Osmar Olvera

Personal information
- Full name: Osmar Olvera Ibarra
- Born: 5 June 2004 (age 22) Mexico City, Mexico

Sport
- Country: Mexico
- Sport: Diving
- Event: 3 m springboard

Medal record
Men's diving
Representing Mexico
Olympic Games
| Silver medal – second place | 2024 Paris | 3 m synchro |
| Bronze medal – third place | 2024 Paris | 3 m springboard |
World Championships
| Gold medal – first place | 2024 Doha | 1 m springboard |
| Gold medal – first place | 2025 Singapore | 3 m springboard |
| Silver medal – second place | 2023 Fukuoka | 1 m springboard |
| Silver medal – second place | 2023 Fukuoka | 3 m springboard |
| Silver medal – second place | 2025 Singapore | 1 m springboard |
| Silver medal – second place | 2025 Singapore | Team |
| Silver medal – second place | 2025 Singapore | 3 m synchro |
| Bronze medal – third place | 2024 Doha | 3 m springboard |
Pan American Games
| Gold medal – first place | 2023 Santiago | 1 m springboard |
| Gold medal – first place | 2023 Santiago | 3 m springboard |
| Gold medal – first place | 2023 Santiago | 3 m synchro |
Central American and Caribbean Games
| Gold medal – first place | 2026 Santo Domingo | 1 m springboard |
| Gold medal – first place | 2026 Santo Domingo | 3 m springboard |
| Gold medal – first place | 2026 Santo Domingo | 3 m synchro |
Junior Pan American Games
| Gold medal – first place | 2021 Cali-Valle | 1 m Springboard |
| Silver medal – second place | 2021 Cali-Valle | Mixed Team |

= Osmar Olvera =

Mexican diver (born 2004)

Osmar Olvera Ibarra (born 5 June 2004) is a Mexican diver.

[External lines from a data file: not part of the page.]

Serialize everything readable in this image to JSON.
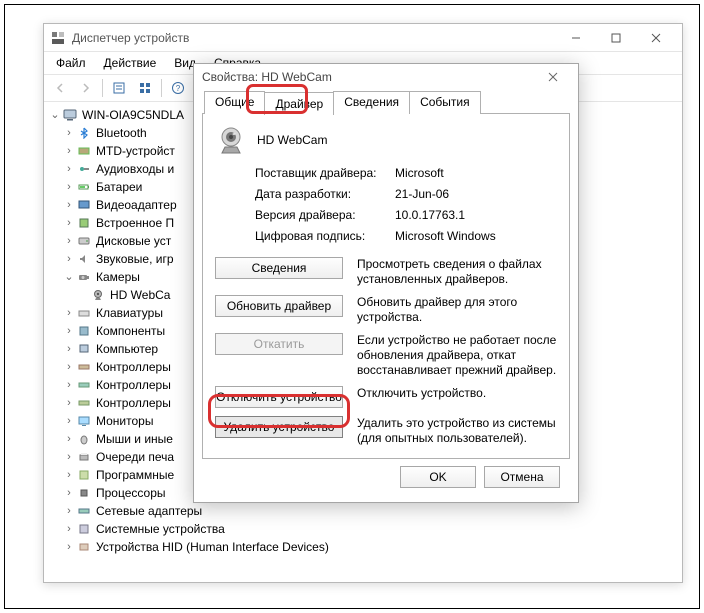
{
  "dm": {
    "title": "Диспетчер устройств",
    "menu": {
      "file": "Файл",
      "action": "Действие",
      "view": "Вид",
      "help": "Справка"
    },
    "root": "WIN-OIA9C5NDLA",
    "nodes": {
      "bluetooth": "Bluetooth",
      "mtd": "MTD-устройст",
      "audio": "Аудиовходы и",
      "battery": "Батареи",
      "video": "Видеоадаптер",
      "builtin": "Встроенное П",
      "disk": "Дисковые уст",
      "sound": "Звуковые, игр",
      "cameras": "Камеры",
      "webcam": "HD WebCa",
      "keyboard": "Клавиатуры",
      "component": "Компоненты",
      "computer": "Компьютер",
      "ctrl1": "Контроллеры",
      "ctrl2": "Контроллеры",
      "ctrl3": "Контроллеры",
      "monitor": "Мониторы",
      "mouse": "Мыши и иные",
      "printq": "Очереди печа",
      "software": "Программные",
      "cpu": "Процессоры",
      "netadapt": "Сетевые адаптеры",
      "sysdev": "Системные устройства",
      "hid": "Устройства HID (Human Interface Devices)"
    }
  },
  "prop": {
    "title": "Свойства: HD WebCam",
    "tabs": {
      "general": "Общие",
      "driver": "Драйвер",
      "details": "Сведения",
      "events": "События"
    },
    "device_name": "HD WebCam",
    "info": {
      "provider_k": "Поставщик драйвера:",
      "provider_v": "Microsoft",
      "date_k": "Дата разработки:",
      "date_v": "21-Jun-06",
      "version_k": "Версия драйвера:",
      "version_v": "10.0.17763.1",
      "sig_k": "Цифровая подпись:",
      "sig_v": "Microsoft Windows"
    },
    "buttons": {
      "details": "Сведения",
      "details_desc": "Просмотреть сведения о файлах установленных драйверов.",
      "update": "Обновить драйвер",
      "update_desc": "Обновить драйвер для этого устройства.",
      "rollback": "Откатить",
      "rollback_desc": "Если устройство не работает после обновления драйвера, откат восстанавливает прежний драйвер.",
      "disable": "Отключить устройство",
      "disable_desc": "Отключить устройство.",
      "remove": "Удалить устройство",
      "remove_desc": "Удалить это устройство из системы (для опытных пользователей)."
    },
    "footer": {
      "ok": "OK",
      "cancel": "Отмена"
    }
  }
}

He was the youngest diver in the Mexican diving team in the 2020 Summer Olympics. He earned two medals at the 2024 Summer Olympics: silver at the synchronized 3 meters springboard event (along with Juan Celaya) and bronze at the individual 3 meters springboard. He became the first Mexican athlete since the 1984 Summer Olympics to win medals in two different events at the same Games, with Raúl González being the last to achieve this feat.

He won six gold medals at the 2019 Olimpiada Nacional (National Olympics).